Thursday, March 18, 2010

How to know the eligibility of home loan?

Most of the people don’t have the idea that how much loan they are eligible for? Here we have discussed few things related to home loan which can help you in knowing how much home loan you can take.

First one is eligibility criteria. To decide the amount of home loan two important factors are taken into consideration – income and repayment capacity. The other factors include qualification, age, dependants, assets, liabilities, credit report, savings and the stability and consistency of your occupation also matter. The bank can also calculate the loan amount taking a specific percentage of the cost of the property.

Second is repayment capacity. Banks calculate repayment capacity on the bases of your income and expenditure pattern. It is assumed that you need around 40% of your income as living expenses. For example if you are earning Rs60,000 per month and out of this you are spending Rs25,000 as living expenses and Rs20,000 on heads, such as a car loan, then your eligibility will be calculated on the remaining Rs 15,000.

Then, is the formula to calculate the eligibility.

Home loan eligibility=monthly savings/equated monthly installment (EMI) per lakh x 1 lakh. For a home loan of Rs1 lakh taken for 20 years at 10% interest rate, the EMI would be around Rs965. Thus, in this case the eligibility will be 15,000/965 x 1 lakh, or Rs15.54 lakh.

You can increase the home loan amount. You take joint home loan with your spouse, children, parents or siblings to increase your eligibility. Try to get the longer tenure of loan, this increases the eligibility.

Wednesday, March 10, 2010

ICICI Bank, Kotak Mahindra hike home and auto loan rates by up to 0.5%

ICICI bank country’s largest private sector bank has withdrawn its 8.25% special home-loan scheme and hiked its auto-loan rates by up to 0.5%, signifying rising interest rate regime.

An ICICI Bank spokesperson told, "Auto loans rack rates have been raised by 0.25%-0.5% depending on (the) segment and tenor with effect from 5th March."

The bank sources have not given any reason for hiking rates but industry experts believe that the bank decision is largely prompted by indications given by the RBI in its last monetary policy review.

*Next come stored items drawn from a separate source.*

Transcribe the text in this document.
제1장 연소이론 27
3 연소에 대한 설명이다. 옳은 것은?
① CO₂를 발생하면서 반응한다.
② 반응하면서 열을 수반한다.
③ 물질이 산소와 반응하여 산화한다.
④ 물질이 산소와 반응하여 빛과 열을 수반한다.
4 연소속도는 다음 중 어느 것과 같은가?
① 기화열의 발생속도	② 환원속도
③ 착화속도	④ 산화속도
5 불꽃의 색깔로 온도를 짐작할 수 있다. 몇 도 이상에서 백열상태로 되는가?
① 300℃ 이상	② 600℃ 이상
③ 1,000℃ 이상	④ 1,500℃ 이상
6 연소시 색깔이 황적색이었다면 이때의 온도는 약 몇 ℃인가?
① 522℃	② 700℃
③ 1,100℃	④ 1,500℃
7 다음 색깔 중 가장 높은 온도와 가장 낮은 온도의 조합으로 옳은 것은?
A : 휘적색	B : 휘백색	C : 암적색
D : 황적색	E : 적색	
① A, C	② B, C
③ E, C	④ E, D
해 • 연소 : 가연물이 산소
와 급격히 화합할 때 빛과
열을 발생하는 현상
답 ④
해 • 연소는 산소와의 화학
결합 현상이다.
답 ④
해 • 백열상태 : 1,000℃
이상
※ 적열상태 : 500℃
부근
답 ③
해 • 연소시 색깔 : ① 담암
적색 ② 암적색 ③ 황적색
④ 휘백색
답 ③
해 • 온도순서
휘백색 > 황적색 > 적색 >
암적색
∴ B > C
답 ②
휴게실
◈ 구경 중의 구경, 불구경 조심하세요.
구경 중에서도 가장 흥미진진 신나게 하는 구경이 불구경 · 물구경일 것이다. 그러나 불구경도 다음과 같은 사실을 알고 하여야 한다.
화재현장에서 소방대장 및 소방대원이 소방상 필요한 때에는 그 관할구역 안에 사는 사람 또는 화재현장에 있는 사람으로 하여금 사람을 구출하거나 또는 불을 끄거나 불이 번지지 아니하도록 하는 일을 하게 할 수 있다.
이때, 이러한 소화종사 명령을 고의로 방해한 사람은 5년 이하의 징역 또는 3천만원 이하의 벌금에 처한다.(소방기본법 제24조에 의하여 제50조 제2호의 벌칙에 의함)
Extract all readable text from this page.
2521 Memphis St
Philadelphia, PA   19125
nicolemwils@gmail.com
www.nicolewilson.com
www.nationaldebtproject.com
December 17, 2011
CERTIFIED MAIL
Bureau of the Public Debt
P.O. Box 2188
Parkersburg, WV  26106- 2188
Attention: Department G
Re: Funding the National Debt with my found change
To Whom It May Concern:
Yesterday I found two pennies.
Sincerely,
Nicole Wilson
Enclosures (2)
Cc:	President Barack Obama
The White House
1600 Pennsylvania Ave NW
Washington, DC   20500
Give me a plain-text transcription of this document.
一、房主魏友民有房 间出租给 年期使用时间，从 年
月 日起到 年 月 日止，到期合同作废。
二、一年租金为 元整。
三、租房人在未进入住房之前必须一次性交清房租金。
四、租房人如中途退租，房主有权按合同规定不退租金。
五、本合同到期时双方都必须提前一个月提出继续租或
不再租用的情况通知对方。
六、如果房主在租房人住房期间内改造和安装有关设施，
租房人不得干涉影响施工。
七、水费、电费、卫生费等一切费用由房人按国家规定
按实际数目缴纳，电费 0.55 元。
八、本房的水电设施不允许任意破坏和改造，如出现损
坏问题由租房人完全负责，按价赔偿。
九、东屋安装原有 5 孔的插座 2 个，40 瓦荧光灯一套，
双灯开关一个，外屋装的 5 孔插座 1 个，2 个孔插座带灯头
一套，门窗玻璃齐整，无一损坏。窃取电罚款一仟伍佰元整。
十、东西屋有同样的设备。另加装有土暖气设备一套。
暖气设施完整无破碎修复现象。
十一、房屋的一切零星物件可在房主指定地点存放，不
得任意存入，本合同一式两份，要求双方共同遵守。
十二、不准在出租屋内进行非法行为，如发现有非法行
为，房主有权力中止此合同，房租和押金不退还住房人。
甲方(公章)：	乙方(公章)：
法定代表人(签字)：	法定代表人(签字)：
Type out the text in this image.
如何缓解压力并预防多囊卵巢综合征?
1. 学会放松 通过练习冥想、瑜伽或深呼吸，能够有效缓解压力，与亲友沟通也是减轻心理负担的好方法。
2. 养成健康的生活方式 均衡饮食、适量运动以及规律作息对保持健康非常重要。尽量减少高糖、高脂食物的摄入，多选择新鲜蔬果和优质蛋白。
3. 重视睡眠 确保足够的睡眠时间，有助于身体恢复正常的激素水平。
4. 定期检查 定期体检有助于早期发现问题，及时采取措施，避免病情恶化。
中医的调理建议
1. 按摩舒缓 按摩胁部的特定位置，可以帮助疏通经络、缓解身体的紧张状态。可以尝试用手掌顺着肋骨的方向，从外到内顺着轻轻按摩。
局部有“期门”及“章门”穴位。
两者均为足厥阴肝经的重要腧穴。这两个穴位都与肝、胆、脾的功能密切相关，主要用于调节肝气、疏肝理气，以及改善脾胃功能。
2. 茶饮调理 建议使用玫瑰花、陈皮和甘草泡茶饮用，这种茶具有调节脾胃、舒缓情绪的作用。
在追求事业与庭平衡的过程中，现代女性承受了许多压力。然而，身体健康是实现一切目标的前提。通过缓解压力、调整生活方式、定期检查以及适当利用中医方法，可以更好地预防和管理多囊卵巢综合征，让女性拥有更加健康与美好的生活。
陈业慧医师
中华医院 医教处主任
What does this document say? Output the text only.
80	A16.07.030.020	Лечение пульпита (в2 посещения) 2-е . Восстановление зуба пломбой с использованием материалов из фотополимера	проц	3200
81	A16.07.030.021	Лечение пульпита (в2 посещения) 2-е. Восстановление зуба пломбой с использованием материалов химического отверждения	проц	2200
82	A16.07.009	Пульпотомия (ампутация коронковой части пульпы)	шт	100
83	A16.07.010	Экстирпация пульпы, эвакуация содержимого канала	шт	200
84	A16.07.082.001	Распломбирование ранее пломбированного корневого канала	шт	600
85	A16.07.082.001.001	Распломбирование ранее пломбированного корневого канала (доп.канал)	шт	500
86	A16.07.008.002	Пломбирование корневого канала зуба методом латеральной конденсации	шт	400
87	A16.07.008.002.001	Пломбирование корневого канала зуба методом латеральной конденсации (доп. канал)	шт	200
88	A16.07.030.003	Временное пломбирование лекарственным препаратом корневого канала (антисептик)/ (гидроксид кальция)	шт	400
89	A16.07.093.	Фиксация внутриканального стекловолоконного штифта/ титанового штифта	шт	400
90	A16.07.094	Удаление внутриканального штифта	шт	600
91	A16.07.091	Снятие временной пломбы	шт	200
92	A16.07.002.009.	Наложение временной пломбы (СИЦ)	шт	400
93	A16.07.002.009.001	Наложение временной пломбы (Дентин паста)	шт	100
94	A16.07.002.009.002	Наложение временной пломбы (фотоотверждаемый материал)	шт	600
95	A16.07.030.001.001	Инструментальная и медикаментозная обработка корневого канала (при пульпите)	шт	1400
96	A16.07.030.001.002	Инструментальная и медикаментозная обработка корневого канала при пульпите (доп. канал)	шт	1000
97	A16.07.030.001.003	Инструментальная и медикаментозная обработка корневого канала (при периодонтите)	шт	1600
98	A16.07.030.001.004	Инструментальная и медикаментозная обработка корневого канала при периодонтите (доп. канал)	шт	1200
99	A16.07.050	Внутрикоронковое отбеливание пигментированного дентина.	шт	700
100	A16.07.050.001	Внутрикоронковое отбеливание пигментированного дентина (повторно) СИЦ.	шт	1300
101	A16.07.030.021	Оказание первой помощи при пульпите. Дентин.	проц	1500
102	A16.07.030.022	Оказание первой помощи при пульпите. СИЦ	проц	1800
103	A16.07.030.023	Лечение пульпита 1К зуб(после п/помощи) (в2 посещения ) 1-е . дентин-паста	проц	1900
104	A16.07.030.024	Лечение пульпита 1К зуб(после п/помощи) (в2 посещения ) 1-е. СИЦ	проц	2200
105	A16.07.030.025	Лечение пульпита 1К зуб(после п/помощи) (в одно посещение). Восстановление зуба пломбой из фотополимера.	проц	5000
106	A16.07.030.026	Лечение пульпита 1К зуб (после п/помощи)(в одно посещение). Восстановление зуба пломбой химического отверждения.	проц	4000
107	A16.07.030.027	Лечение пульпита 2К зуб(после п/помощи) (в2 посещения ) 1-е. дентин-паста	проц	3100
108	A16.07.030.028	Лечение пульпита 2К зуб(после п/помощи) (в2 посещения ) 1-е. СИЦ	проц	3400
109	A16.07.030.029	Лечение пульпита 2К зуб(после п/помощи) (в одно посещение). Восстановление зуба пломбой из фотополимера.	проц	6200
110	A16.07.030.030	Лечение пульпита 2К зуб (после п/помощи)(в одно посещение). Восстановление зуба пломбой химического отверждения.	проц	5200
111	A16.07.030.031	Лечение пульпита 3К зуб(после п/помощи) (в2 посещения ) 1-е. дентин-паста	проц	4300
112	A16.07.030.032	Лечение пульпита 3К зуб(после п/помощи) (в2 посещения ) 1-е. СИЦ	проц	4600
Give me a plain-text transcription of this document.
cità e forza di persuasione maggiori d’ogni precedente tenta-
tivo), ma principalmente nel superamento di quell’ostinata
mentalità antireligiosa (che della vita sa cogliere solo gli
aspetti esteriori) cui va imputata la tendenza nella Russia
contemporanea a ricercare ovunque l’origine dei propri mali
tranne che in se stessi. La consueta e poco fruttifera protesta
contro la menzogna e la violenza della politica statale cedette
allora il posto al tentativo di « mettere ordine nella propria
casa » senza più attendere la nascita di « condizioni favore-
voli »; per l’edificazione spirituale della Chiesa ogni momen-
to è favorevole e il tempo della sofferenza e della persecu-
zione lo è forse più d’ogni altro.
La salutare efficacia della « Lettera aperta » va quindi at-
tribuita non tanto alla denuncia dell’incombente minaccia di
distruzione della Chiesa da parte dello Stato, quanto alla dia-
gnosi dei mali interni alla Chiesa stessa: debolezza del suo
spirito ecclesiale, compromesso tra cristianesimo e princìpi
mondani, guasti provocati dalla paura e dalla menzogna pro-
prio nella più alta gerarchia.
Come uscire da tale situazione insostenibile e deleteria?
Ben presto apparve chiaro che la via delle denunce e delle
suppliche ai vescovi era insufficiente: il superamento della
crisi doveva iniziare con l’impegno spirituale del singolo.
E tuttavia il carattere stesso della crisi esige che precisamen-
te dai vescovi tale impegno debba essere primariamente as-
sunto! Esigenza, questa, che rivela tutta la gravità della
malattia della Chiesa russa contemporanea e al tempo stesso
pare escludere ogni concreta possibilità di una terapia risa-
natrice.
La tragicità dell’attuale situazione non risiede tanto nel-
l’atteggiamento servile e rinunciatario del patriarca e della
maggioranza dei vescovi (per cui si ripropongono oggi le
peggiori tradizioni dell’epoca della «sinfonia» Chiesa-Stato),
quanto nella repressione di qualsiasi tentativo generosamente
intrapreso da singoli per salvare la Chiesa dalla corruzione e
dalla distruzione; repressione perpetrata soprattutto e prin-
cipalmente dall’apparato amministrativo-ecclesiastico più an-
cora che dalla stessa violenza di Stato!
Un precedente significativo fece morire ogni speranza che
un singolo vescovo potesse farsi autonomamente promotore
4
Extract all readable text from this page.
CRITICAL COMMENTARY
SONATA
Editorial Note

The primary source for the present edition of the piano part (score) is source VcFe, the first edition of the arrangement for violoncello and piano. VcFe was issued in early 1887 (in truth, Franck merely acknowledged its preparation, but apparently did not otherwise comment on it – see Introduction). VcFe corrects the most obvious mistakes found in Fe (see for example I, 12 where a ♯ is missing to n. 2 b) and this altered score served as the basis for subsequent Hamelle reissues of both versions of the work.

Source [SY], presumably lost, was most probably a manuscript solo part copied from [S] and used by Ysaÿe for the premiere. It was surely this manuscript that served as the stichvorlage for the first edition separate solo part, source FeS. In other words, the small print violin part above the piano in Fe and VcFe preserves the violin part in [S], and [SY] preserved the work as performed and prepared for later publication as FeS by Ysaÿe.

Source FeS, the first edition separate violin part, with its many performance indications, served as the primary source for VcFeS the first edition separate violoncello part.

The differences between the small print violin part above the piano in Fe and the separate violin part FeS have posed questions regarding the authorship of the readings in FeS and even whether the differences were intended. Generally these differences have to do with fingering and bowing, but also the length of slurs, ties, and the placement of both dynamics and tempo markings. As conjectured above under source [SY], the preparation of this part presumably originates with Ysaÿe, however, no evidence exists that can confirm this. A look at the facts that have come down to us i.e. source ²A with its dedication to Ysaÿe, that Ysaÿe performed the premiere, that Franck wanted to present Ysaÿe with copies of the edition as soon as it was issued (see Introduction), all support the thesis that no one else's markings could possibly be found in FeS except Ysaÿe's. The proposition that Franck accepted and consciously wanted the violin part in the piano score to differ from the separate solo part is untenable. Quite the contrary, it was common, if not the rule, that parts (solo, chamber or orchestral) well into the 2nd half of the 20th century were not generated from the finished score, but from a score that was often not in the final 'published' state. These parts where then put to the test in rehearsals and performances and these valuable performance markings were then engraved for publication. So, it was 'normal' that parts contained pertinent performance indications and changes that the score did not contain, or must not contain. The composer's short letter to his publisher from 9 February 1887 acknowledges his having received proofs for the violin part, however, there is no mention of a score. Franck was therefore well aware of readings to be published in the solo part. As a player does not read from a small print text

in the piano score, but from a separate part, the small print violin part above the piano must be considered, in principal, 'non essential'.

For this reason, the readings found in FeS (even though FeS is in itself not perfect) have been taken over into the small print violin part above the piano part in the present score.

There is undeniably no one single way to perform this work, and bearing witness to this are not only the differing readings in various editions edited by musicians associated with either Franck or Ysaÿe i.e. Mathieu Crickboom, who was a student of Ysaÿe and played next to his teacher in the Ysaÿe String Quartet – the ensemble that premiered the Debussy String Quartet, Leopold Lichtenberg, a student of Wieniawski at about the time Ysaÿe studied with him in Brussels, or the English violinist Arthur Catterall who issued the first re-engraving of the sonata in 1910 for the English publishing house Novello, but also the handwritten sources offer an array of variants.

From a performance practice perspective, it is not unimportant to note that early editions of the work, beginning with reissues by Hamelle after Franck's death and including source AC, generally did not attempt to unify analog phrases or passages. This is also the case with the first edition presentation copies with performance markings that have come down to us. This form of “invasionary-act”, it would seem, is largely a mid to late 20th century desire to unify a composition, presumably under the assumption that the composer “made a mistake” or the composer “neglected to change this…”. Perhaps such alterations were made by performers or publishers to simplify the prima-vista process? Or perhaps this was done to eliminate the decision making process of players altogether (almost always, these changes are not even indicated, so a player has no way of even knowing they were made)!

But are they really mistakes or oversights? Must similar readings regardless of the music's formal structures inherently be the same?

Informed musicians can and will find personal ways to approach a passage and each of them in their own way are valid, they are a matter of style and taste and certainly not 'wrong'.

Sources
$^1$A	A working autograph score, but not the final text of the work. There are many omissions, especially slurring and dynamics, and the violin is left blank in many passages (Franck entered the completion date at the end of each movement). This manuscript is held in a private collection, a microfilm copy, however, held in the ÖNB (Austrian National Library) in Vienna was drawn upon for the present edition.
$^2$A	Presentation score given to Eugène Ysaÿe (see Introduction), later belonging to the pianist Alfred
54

In its policy review RBI had hiked the cash reserve ration or the amount banks have to park with the central bank by 0.75% to 5.75%, absorbing Rs36,000 crore from the system in order to absorb excess liquidity from the system. The hike in CRR will be able to absorb Rs 36000 crore from the system.

ICICI Bank special home-loan scheme stands withdrawn from 1st March said the spokesperson. The bank has raised new auto loans which will be in the range of 9.75%-11%.

At present bank is offering home loans up to Rs30 lakh at 8.75%; loans between Rs30-lakh to Rs50 lakh at 9% and those above Rs50 lakh at 9.5%.

Another private sector bank, Kotak Mahindra Bank and its car financing group has also raised its home and car-loan rates.

Bank has hiked its home-loan rates by 0.25%-0.5% with effect from 18th February, Kotak Mahindra Prime (KMP), the car-financing arm of the group, has hiked its loan rates by 0.5%-0.75%.

Kamalesh Rao, Kotak Mahindra Bank's head of retail assets said, "We decided to hike the interest rates for home loans by 0.25%-0.5%. This is primarily to align lending rates in line with the cost of deposits."

He told this year bank registered a growth by 50% in its home-loan segment. KMP chief executive Sumit Bali told that the new lending rates will be effective from 8th March.

Mr Bali said, "We are hiking the lending rates as the cost of funds has gone up by up to 0.75%. We have to pass on this additional cost to customers, which we didn't do last month".

In this financial year KMP total loan book of around Rs 6,500 crore has registered a growth of around 35%. Mr Bali said, the company is looking at loan growth in the range of 15%-20%.